Совсем стало не по себе отцу Павлу, разломило болью лоб. Намочил тряпицу, придавил ко лбу ладонью. Походив для успокоения по полу, вслушиваясь в тоскливое поскрипывание рассохшихся половиц, отец Павел вдруг оживился, осенил себя крестным знамением:

— Благодарю тебя, Боже, за подсказанную мысль сию. Для меня нет теперь другого выхода, как выполнить просьбу мятежного лейтенанта Шмидта о вызове его сестры Анны Петровны Избаш вместе с адвокатом Зарудным. Не знаю, есть ли Царствие небесное, но история есть. И я хочу перед ее судом выглядеть прилично. Сейчас же отправлю депешу в Петербург. Возможно, сестра Шмидта опоздает. Но не это главное. Главное в том, что она неминуемо должна встретиться со мною. И я такой символ свершу, что не злодеем предстану в глазах ее и поколений… Боже, прости прегрешение мое, что думаю и говорю о лейтенанте Шмидте как о покойнике. Но ведь я знаю неотвратимость его судьбы. Лишь страх перед судом истории и страх перед законом, карающим за предрешение суда, заставляют меня не говорить об этом, а лишь только думать…

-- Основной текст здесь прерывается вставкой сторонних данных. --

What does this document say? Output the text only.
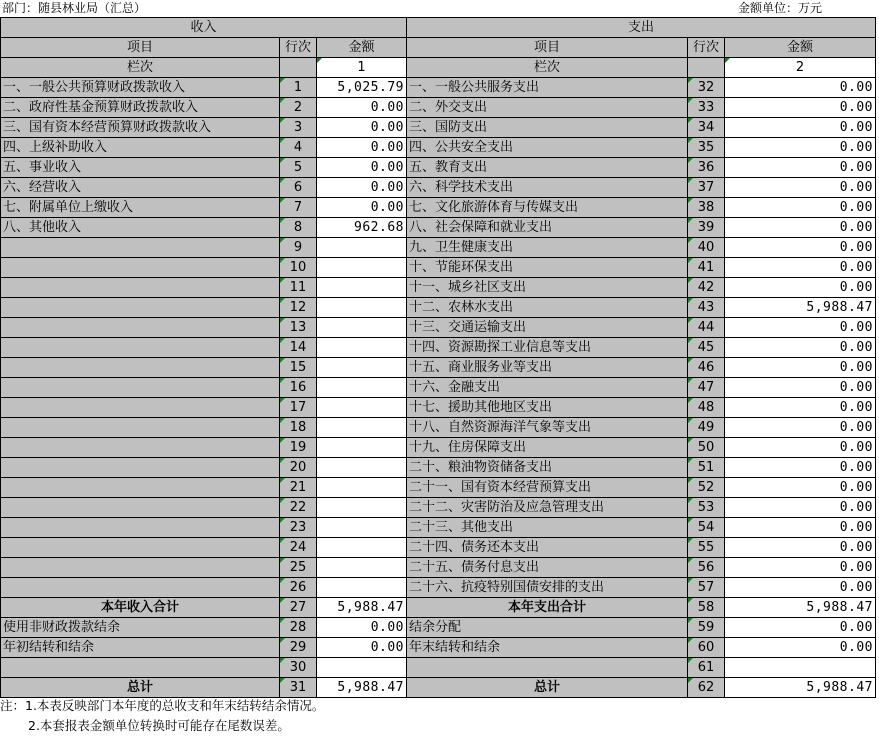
部门：随县林业局（汇总）	金额单位：万元
收入			支出		
项目	行次	金额	项目	行次	金额
栏次		1	栏次		2
一、一般公共预算财政拨款收入	1	5,025.79	一、一般公共服务支出	32	0.00
二、政府性基金预算财政拨款收入	2	0.00	二、外交支出	33	0.00
三、国有资本经营预算财政拨款收入	3	0.00	三、国防支出	34	0.00
四、上级补助收入	4	0.00	四、公共安全支出	35	0.00
五、事业收入	5	0.00	五、教育支出	36	0.00
六、经营收入	6	0.00	六、科学技术支出	37	0.00
七、附属单位上缴收入	7	0.00	七、文化旅游体育与传媒支出	38	0.00
八、其他收入	8	962.68	八、社会保障和就业支出	39	0.00
	9		九、卫生健康支出	40	0.00
	10		十、节能环保支出	41	0.00
	11		十一、城乡社区支出	42	0.00
	12		十二、农林水支出	43	5,988.47
	13		十三、交通运输支出	44	0.00
	14		十四、资源勘探工业信息等支出	45	0.00
	15		十五、商业服务业等支出	46	0.00
	16		十六、金融支出	47	0.00
	17		十七、援助其他地区支出	48	0.00
	18		十八、自然资源海洋气象等支出	49	0.00
	19		十九、住房保障支出	50	0.00
	20		二十、粮油物资储备支出	51	0.00
	21		二十一、国有资本经营预算支出	52	0.00
	22		二十二、灾害防治及应急管理支出	53	0.00
	23		二十三、其他支出	54	0.00
	24		二十四、债务还本支出	55	0.00
	25		二十五、债务付息支出	56	0.00
	26		二十六、抗疫特别国债安排的支出	57	0.00
本年收入合计	27	5,988.47	本年支出合计	58	5,988.47
使用非财政拨款结余	28	0.00	结余分配	59	0.00
年初结转和结余	29	0.00	年末结转和结余	60	0.00
	30			61	
总计	31	5,988.47	总计	62	5,988.47
注：1.本表反映部门本年度的总收支和年末结转结余情况。
2.本套报表金额单位转换时可能存在尾数误差。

— С полчаса сидел отец Павел, обхватив голову руками и облокотившись о стол. Мысли противоречили одна другой. И вдруг голос изнутри шепнул: "А что если взять с собою на суд Гаврюху со Стенькой? Они же ведь друзья мятежника, его слуги, хотя и молчат об этом. Послушают, увидят протоиерея отца Павла благообразным на суде лейтенанта Шмидта, 38 нижних чинов 32-го Флотского экипажа, на суде крестьянина Ялинича и студентов Пятина и Моисеева. Умеет же отец Павел лицедеить саму невинность и чистоту совести. Вот и расскажут Гаврюха со Стенькой народу о поведении протоиерея Бартенева с похвалой…, - от этих мыслей сначала наступило облегчение на сердце летописца, а потом бросило его в озноб: — А что если, Гаврюха со Стенькой, совсем не подумают взглянуть на протоиерея, увлекутся мятежной речью лейтенанта Шмидта, а потом понесут его глагол в люди или (это еще страшнее для отца Павла) в самом суде закричат в защиту мятежников. Тогда гибель, тогда падение! Но что же сделать с батраками? Не в полицию ли их отвести? Нет, нет, они еще нужны. Устрою так, что они сообщат об отце Павле благую весть сестре Шмидта. Такое возвысит раба божьего во сане протоиерейском в очах и разуме народном, присно и во веки веков…"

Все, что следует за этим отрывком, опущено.